Sylvie closed her eyes. Keeping quiet until she knew what to say would be so much easier if she didn’t like Adam Wright. More than that, she respected him. He was scared, but he faced things head-on. Didn’t understand the problem, and instead of closing his eyes to it, started looking for new answers.

She swallowed, gave out truth that meant nothing much. “Your ghost made an appearance, and it’s all right, because you did the smart thing and came to me. The ghost is benign—”

“It’s in my skin, deeper than cancer. How is that benign?”

“It’s probably just a matter of communicating last wishes,” Sylvie said. “We’ll get you through this. Solve this.”

Solve it, she said, like it was as easy as that. Like solving this didn’t mean losing Demalion all over again.

Her little dark voice growled, fed her an inverted platitude, designed to disturb. Nothing sane seeks its own demise.

She crossed the lot, her gait stiff, some of her hope for an easy resolution broken. The truck hadn’t been in the sun long, but when she brushed the metal, it was nearly hot enough to burn. Wincing, she keyed it open, gestured Wright into the cab; he paused on seeing the trash can. “It’s not a snake in there, is it?”

“Nope,” she said. “But don’t kick it.”

There was some awkward maneuvering as he folded long legs around it, pink plastic with a copy of Vogue duct-taped over the top, bright spots against his jeans.

Once he was situated, once they’d started moving into traffic, he said diffidently, “So if he just wants to get out his last requests, why not ask me? Why climb inside my brain in the first place? I mean, in movies, ghosts can talk over radios and televisions.”

“You know it’s a him?” He hadn’t said anything but blah, blah kaleidoscope before. Why the hell clients just couldn’t be open from the start—he might have spared her some of the shock.

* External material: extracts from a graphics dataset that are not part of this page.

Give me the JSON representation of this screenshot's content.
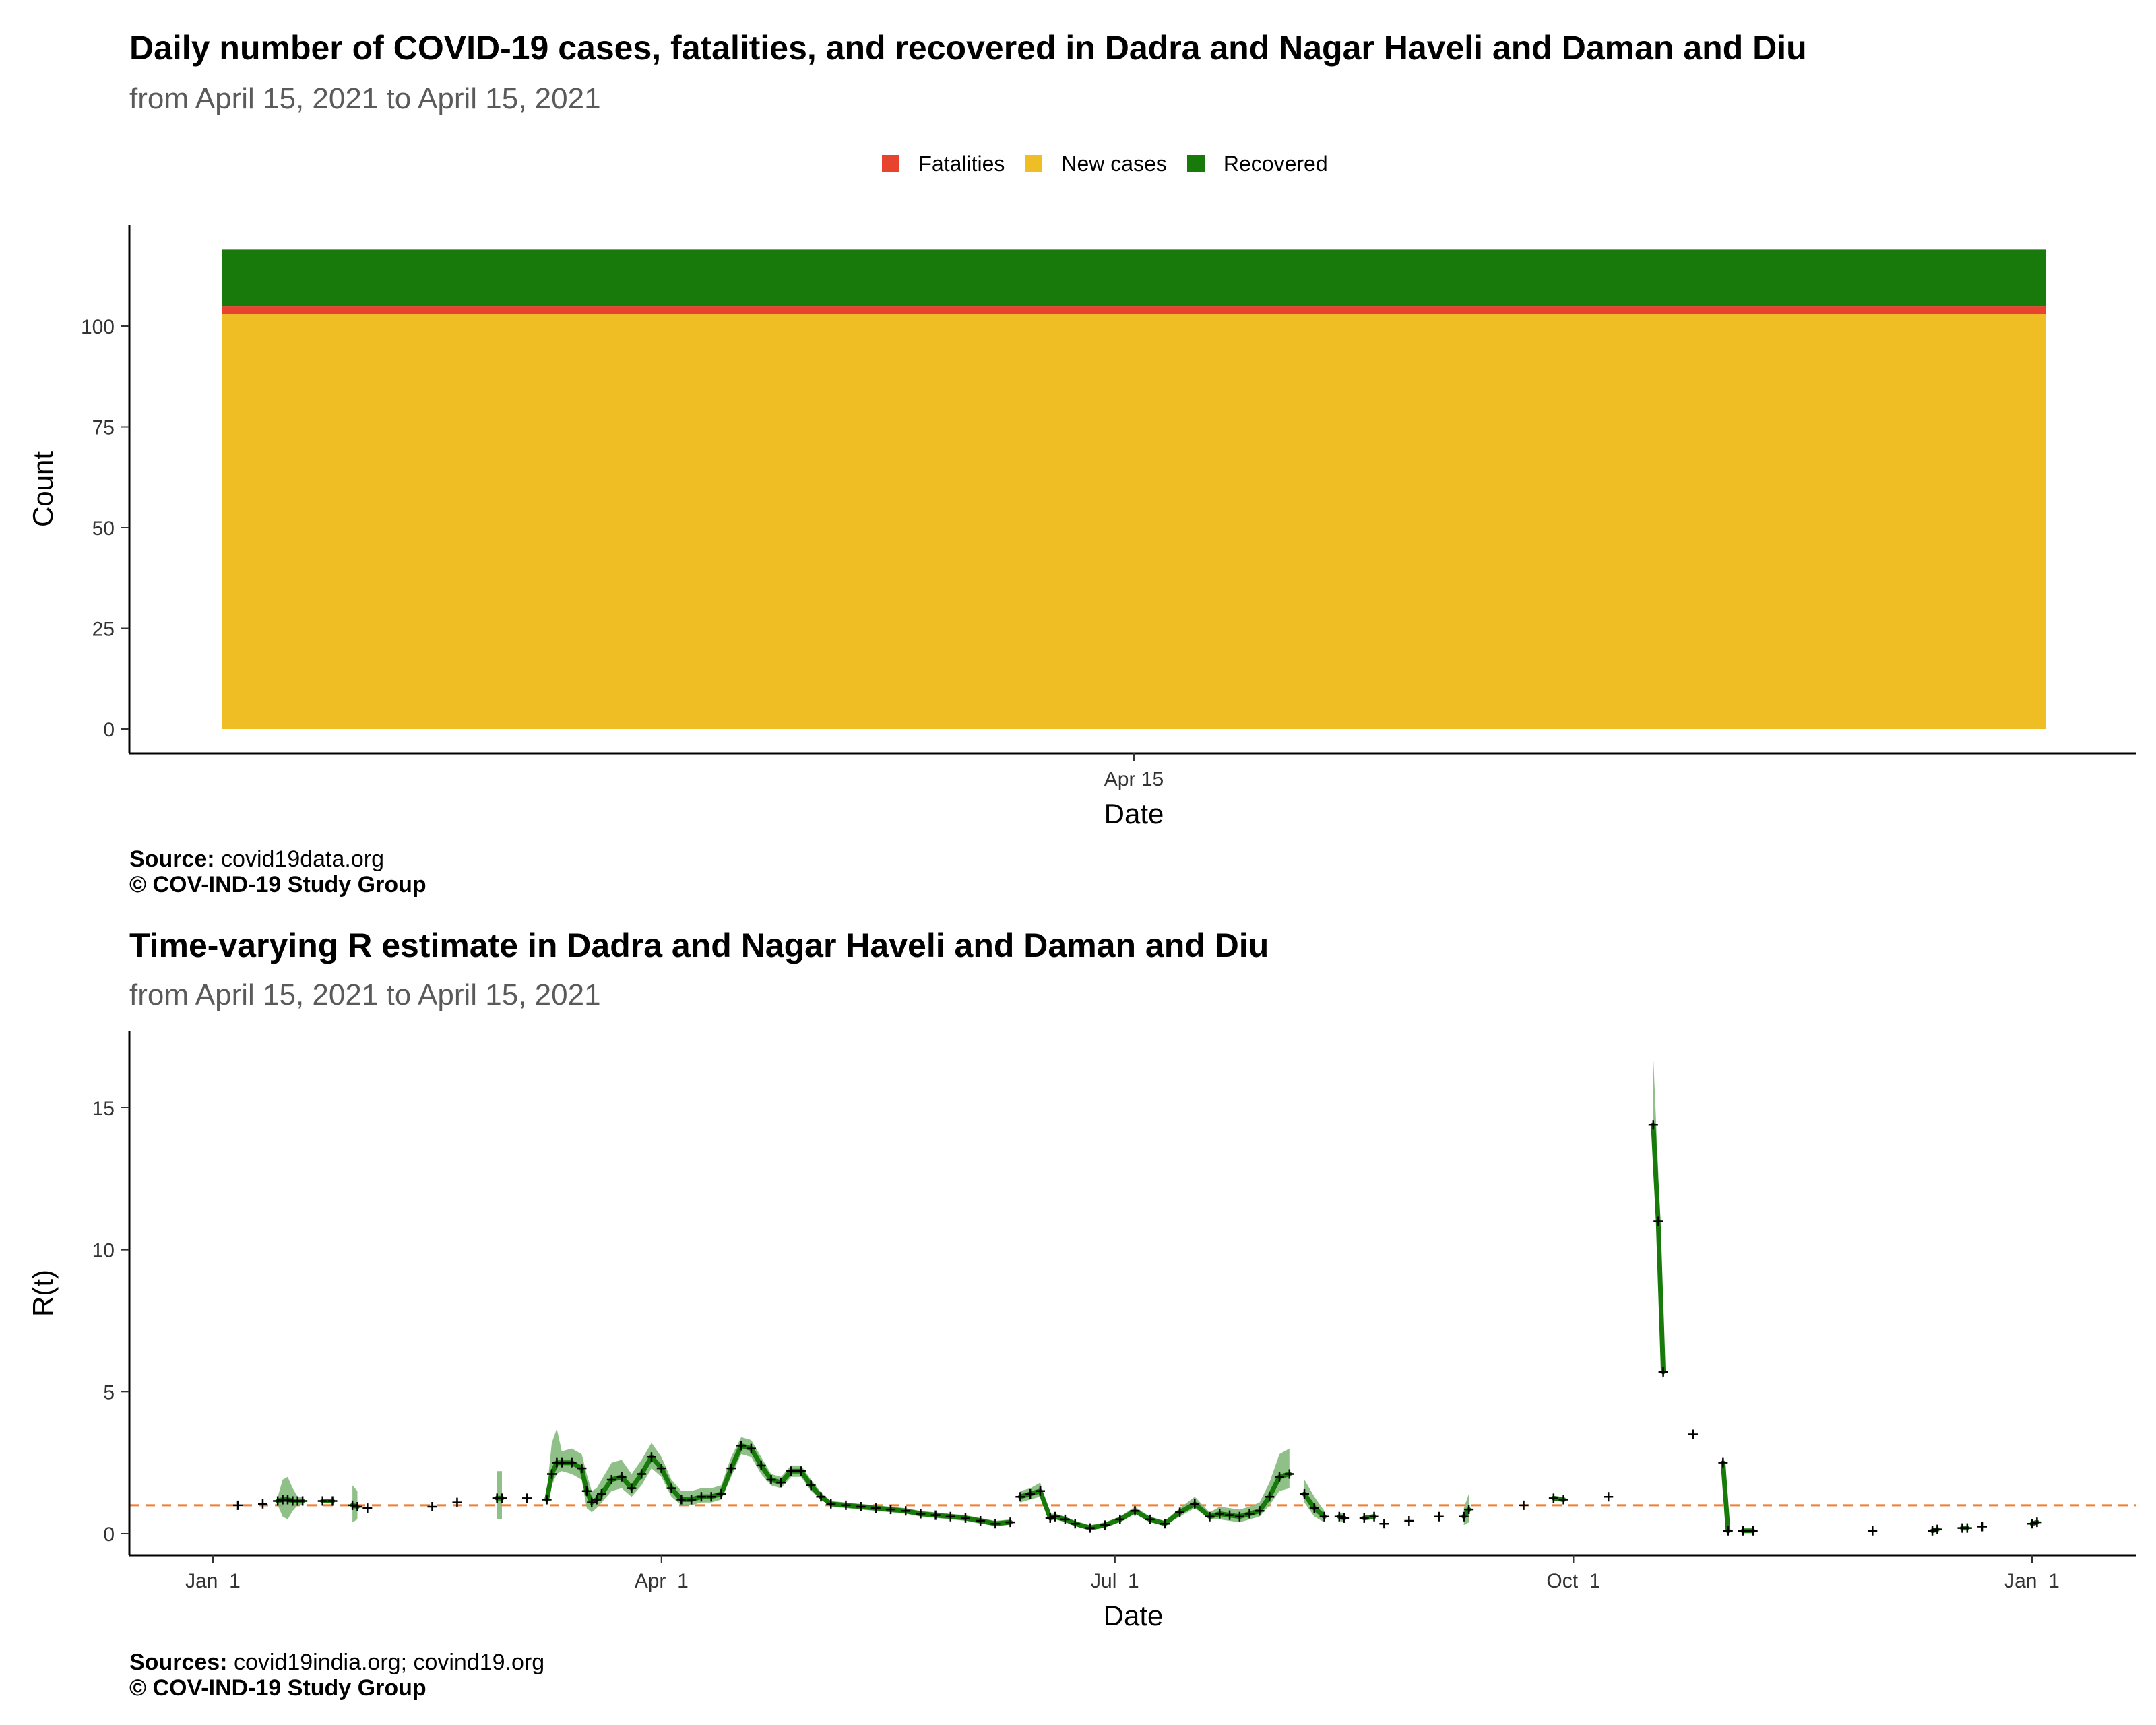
{
  "chart_data": [
    {
      "type": "bar",
      "stacked": true,
      "title": "Daily number of COVID-19 cases, fatalities, and recovered in Dadra and Nagar Haveli and Daman and Diu",
      "subtitle": "from April 15, 2021 to April 15, 2021",
      "xlabel": "Date",
      "ylabel": "Count",
      "categories": [
        "Apr 15"
      ],
      "series": [
        {
          "name": "New cases",
          "color": "#EFBE25",
          "values": [
            103
          ]
        },
        {
          "name": "Fatalities",
          "color": "#E8432E",
          "values": [
            2
          ]
        },
        {
          "name": "Recovered",
          "color": "#177A0B",
          "values": [
            14
          ]
        }
      ],
      "legend_order": [
        "Fatalities",
        "New cases",
        "Recovered"
      ],
      "ylim": [
        0,
        125
      ],
      "yticks": [
        0,
        25,
        50,
        75,
        100
      ],
      "legend_position": "top",
      "grid": false,
      "caption_source_label": "Source:",
      "caption_source": "covid19data.org",
      "caption_credit": "© COV-IND-19 Study Group"
    },
    {
      "type": "line",
      "title": "Time-varying R estimate in Dadra and Nagar Haveli and Daman and Diu",
      "subtitle": "from April 15, 2021 to April 15, 2021",
      "xlabel": "Date",
      "ylabel": "R(t)",
      "x_ticks": [
        {
          "label": "Jan  1",
          "date": "2021-01-01"
        },
        {
          "label": "Apr  1",
          "date": "2021-04-01"
        },
        {
          "label": "Jul  1",
          "date": "2021-07-01"
        },
        {
          "label": "Oct  1",
          "date": "2021-10-01"
        },
        {
          "label": "Jan  1",
          "date": "2022-01-01"
        }
      ],
      "xlim": [
        "2020-12-27",
        "2022-01-06"
      ],
      "ylim": [
        -0.8,
        17.6
      ],
      "yticks": [
        0,
        5,
        10,
        15
      ],
      "reference_line": {
        "y": 1,
        "color": "#F07F2E",
        "style": "dashed"
      },
      "line_color": "#177A0B",
      "band_color": "#82B97A",
      "point_color": "#000000",
      "grid": false,
      "series": [
        {
          "segments": [
            {
              "x": [
                "2021-01-06"
              ],
              "y": [
                1.0
              ],
              "lo": [
                1.0
              ],
              "hi": [
                1.0
              ]
            },
            {
              "x": [
                "2021-01-11"
              ],
              "y": [
                1.05
              ],
              "lo": [
                1.05
              ],
              "hi": [
                1.05
              ]
            },
            {
              "x": [
                "2021-01-14",
                "2021-01-15",
                "2021-01-16",
                "2021-01-17",
                "2021-01-18",
                "2021-01-19"
              ],
              "y": [
                1.15,
                1.2,
                1.2,
                1.15,
                1.15,
                1.15
              ],
              "lo": [
                1.0,
                0.6,
                0.5,
                0.8,
                1.0,
                1.0
              ],
              "hi": [
                1.3,
                1.9,
                2.0,
                1.6,
                1.3,
                1.3
              ]
            },
            {
              "x": [
                "2021-01-23",
                "2021-01-25"
              ],
              "y": [
                1.15,
                1.15
              ],
              "lo": [
                1.15,
                1.15
              ],
              "hi": [
                1.15,
                1.15
              ]
            },
            {
              "x": [
                "2021-01-29",
                "2021-01-30"
              ],
              "y": [
                1.0,
                0.95
              ],
              "lo": [
                0.4,
                0.5
              ],
              "hi": [
                1.7,
                1.5
              ]
            },
            {
              "x": [
                "2021-02-01"
              ],
              "y": [
                0.9
              ],
              "lo": [
                0.9
              ],
              "hi": [
                0.9
              ]
            },
            {
              "x": [
                "2021-02-14"
              ],
              "y": [
                0.95
              ],
              "lo": [
                0.95
              ],
              "hi": [
                0.95
              ]
            },
            {
              "x": [
                "2021-02-19"
              ],
              "y": [
                1.1
              ],
              "lo": [
                1.1
              ],
              "hi": [
                1.1
              ]
            },
            {
              "x": [
                "2021-02-27",
                "2021-02-28"
              ],
              "y": [
                1.25,
                1.25
              ],
              "lo": [
                0.5,
                0.5
              ],
              "hi": [
                2.2,
                2.2
              ]
            },
            {
              "x": [
                "2021-03-05"
              ],
              "y": [
                1.25
              ],
              "lo": [
                1.25
              ],
              "hi": [
                1.25
              ]
            },
            {
              "x": [
                "2021-03-09",
                "2021-03-10",
                "2021-03-11",
                "2021-03-12",
                "2021-03-14",
                "2021-03-16",
                "2021-03-17",
                "2021-03-18",
                "2021-03-19",
                "2021-03-20",
                "2021-03-22",
                "2021-03-24",
                "2021-03-26",
                "2021-03-28",
                "2021-03-30",
                "2021-04-01",
                "2021-04-03",
                "2021-04-05",
                "2021-04-07",
                "2021-04-09",
                "2021-04-11",
                "2021-04-13",
                "2021-04-15",
                "2021-04-17",
                "2021-04-19",
                "2021-04-21",
                "2021-04-23",
                "2021-04-25",
                "2021-04-27",
                "2021-04-29",
                "2021-05-01",
                "2021-05-03",
                "2021-05-05",
                "2021-05-08",
                "2021-05-11",
                "2021-05-14",
                "2021-05-17",
                "2021-05-20",
                "2021-05-23",
                "2021-05-26",
                "2021-05-29",
                "2021-06-01",
                "2021-06-04",
                "2021-06-07",
                "2021-06-10"
              ],
              "y": [
                1.2,
                2.1,
                2.5,
                2.5,
                2.5,
                2.3,
                1.5,
                1.1,
                1.2,
                1.4,
                1.9,
                2.0,
                1.6,
                2.1,
                2.7,
                2.3,
                1.6,
                1.2,
                1.2,
                1.3,
                1.3,
                1.4,
                2.3,
                3.1,
                3.0,
                2.4,
                1.9,
                1.8,
                2.2,
                2.2,
                1.7,
                1.3,
                1.05,
                1.0,
                0.95,
                0.9,
                0.85,
                0.8,
                0.7,
                0.65,
                0.6,
                0.55,
                0.45,
                0.35,
                0.4
              ],
              "lo": [
                1.0,
                1.7,
                2.1,
                2.2,
                2.1,
                1.9,
                0.9,
                0.75,
                0.9,
                1.1,
                1.5,
                1.6,
                1.3,
                1.7,
                2.3,
                2.0,
                1.3,
                1.0,
                1.0,
                1.1,
                1.1,
                1.2,
                2.0,
                2.8,
                2.7,
                2.1,
                1.7,
                1.6,
                2.0,
                2.0,
                1.5,
                1.2,
                0.95,
                0.9,
                0.85,
                0.8,
                0.75,
                0.7,
                0.6,
                0.55,
                0.5,
                0.45,
                0.35,
                0.3,
                0.35
              ],
              "hi": [
                1.5,
                3.2,
                3.7,
                2.9,
                3.0,
                2.8,
                2.1,
                1.5,
                1.6,
                1.9,
                2.5,
                2.6,
                2.1,
                2.6,
                3.2,
                2.7,
                1.9,
                1.5,
                1.5,
                1.6,
                1.6,
                1.7,
                2.7,
                3.4,
                3.3,
                2.7,
                2.1,
                2.0,
                2.4,
                2.4,
                1.9,
                1.45,
                1.15,
                1.1,
                1.05,
                1.0,
                0.95,
                0.9,
                0.8,
                0.75,
                0.7,
                0.65,
                0.55,
                0.45,
                0.5
              ]
            },
            {
              "x": [
                "2021-06-12",
                "2021-06-14",
                "2021-06-16",
                "2021-06-18",
                "2021-06-19",
                "2021-06-21",
                "2021-06-23",
                "2021-06-26",
                "2021-06-29",
                "2021-07-02",
                "2021-07-05",
                "2021-07-08",
                "2021-07-11",
                "2021-07-14",
                "2021-07-17",
                "2021-07-20",
                "2021-07-22",
                "2021-07-24",
                "2021-07-26",
                "2021-07-28",
                "2021-07-30",
                "2021-08-01",
                "2021-08-03",
                "2021-08-05"
              ],
              "y": [
                1.3,
                1.4,
                1.5,
                0.55,
                0.6,
                0.5,
                0.35,
                0.2,
                0.3,
                0.5,
                0.8,
                0.5,
                0.35,
                0.75,
                1.05,
                0.6,
                0.7,
                0.65,
                0.6,
                0.7,
                0.8,
                1.3,
                2.0,
                2.1
              ],
              "lo": [
                1.1,
                1.2,
                1.3,
                0.45,
                0.5,
                0.4,
                0.3,
                0.15,
                0.25,
                0.4,
                0.7,
                0.4,
                0.3,
                0.6,
                0.9,
                0.5,
                0.5,
                0.45,
                0.4,
                0.5,
                0.6,
                1.0,
                1.5,
                1.6
              ],
              "hi": [
                1.5,
                1.6,
                1.8,
                0.7,
                0.7,
                0.6,
                0.45,
                0.3,
                0.4,
                0.6,
                0.95,
                0.6,
                0.45,
                0.9,
                1.3,
                0.75,
                0.95,
                0.9,
                0.85,
                0.95,
                1.1,
                1.8,
                2.8,
                3.0
              ]
            },
            {
              "x": [
                "2021-08-08",
                "2021-08-10",
                "2021-08-12"
              ],
              "y": [
                1.4,
                0.9,
                0.6
              ],
              "lo": [
                1.1,
                0.6,
                0.4
              ],
              "hi": [
                1.9,
                1.3,
                0.8
              ]
            },
            {
              "x": [
                "2021-08-15",
                "2021-08-16"
              ],
              "y": [
                0.6,
                0.55
              ],
              "lo": [
                0.45,
                0.4
              ],
              "hi": [
                0.75,
                0.7
              ]
            },
            {
              "x": [
                "2021-08-20",
                "2021-08-22"
              ],
              "y": [
                0.55,
                0.6
              ],
              "lo": [
                0.55,
                0.6
              ],
              "hi": [
                0.55,
                0.6
              ]
            },
            {
              "x": [
                "2021-08-24"
              ],
              "y": [
                0.35
              ],
              "lo": [
                0.35
              ],
              "hi": [
                0.35
              ]
            },
            {
              "x": [
                "2021-08-29"
              ],
              "y": [
                0.45
              ],
              "lo": [
                0.45
              ],
              "hi": [
                0.45
              ]
            },
            {
              "x": [
                "2021-09-04"
              ],
              "y": [
                0.6
              ],
              "lo": [
                0.6
              ],
              "hi": [
                0.6
              ]
            },
            {
              "x": [
                "2021-09-09",
                "2021-09-10"
              ],
              "y": [
                0.6,
                0.85
              ],
              "lo": [
                0.3,
                0.4
              ],
              "hi": [
                0.9,
                1.4
              ]
            },
            {
              "x": [
                "2021-09-21"
              ],
              "y": [
                1.0
              ],
              "lo": [
                1.0
              ],
              "hi": [
                1.0
              ]
            },
            {
              "x": [
                "2021-09-27",
                "2021-09-29"
              ],
              "y": [
                1.25,
                1.2
              ],
              "lo": [
                1.25,
                1.2
              ],
              "hi": [
                1.25,
                1.2
              ]
            },
            {
              "x": [
                "2021-10-08"
              ],
              "y": [
                1.3
              ],
              "lo": [
                1.3
              ],
              "hi": [
                1.3
              ]
            },
            {
              "x": [
                "2021-10-17",
                "2021-10-18",
                "2021-10-19"
              ],
              "y": [
                14.4,
                11.0,
                5.7
              ],
              "lo": [
                12.8,
                9.8,
                5.0
              ],
              "hi": [
                16.8,
                12.8,
                6.6
              ]
            },
            {
              "x": [
                "2021-10-25"
              ],
              "y": [
                3.5
              ],
              "lo": [
                3.5
              ],
              "hi": [
                3.5
              ]
            },
            {
              "x": [
                "2021-10-31",
                "2021-11-01"
              ],
              "y": [
                2.5,
                0.1
              ],
              "lo": [
                2.3,
                0.05
              ],
              "hi": [
                2.7,
                0.15
              ]
            },
            {
              "x": [
                "2021-11-04",
                "2021-11-06"
              ],
              "y": [
                0.1,
                0.1
              ],
              "lo": [
                0.1,
                0.1
              ],
              "hi": [
                0.1,
                0.1
              ]
            },
            {
              "x": [
                "2021-11-30"
              ],
              "y": [
                0.1
              ],
              "lo": [
                0.1
              ],
              "hi": [
                0.1
              ]
            },
            {
              "x": [
                "2021-12-12",
                "2021-12-13"
              ],
              "y": [
                0.1,
                0.15
              ],
              "lo": [
                0.1,
                0.15
              ],
              "hi": [
                0.1,
                0.15
              ]
            },
            {
              "x": [
                "2021-12-18",
                "2021-12-19"
              ],
              "y": [
                0.2,
                0.2
              ],
              "lo": [
                0.2,
                0.2
              ],
              "hi": [
                0.2,
                0.2
              ]
            },
            {
              "x": [
                "2021-12-22"
              ],
              "y": [
                0.25
              ],
              "lo": [
                0.25
              ],
              "hi": [
                0.25
              ]
            },
            {
              "x": [
                "2022-01-01",
                "2022-01-02"
              ],
              "y": [
                0.35,
                0.4
              ],
              "lo": [
                0.3,
                0.35
              ],
              "hi": [
                0.4,
                0.5
              ]
            }
          ]
        }
      ],
      "caption_source_label": "Sources:",
      "caption_source": "covid19india.org; covind19.org",
      "caption_credit": "© COV-IND-19 Study Group"
    }
  ]
}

“Not what I asked,” Wright said, eyes narrowing. He leaned back against the seat, nudged the trash can with the edge of his shoe, and absently reached down to steady it. Next moment, he recoiled, slammed into Sylvie’s space; she yanked the wheel, yanked it back, and kept the truck in her lane through sheer will and effort. “Christ, Wright,” she panted. “What the hell?”

“Wasn’t me,” he said. “All ghost.” He looked wrung out, eyes glossed with tears, as if he’d stared too long into the sunlight. He raised a pointy elbow, shielded his face. Traffic rushed by on either side, and the blaring of horns faded to a memory.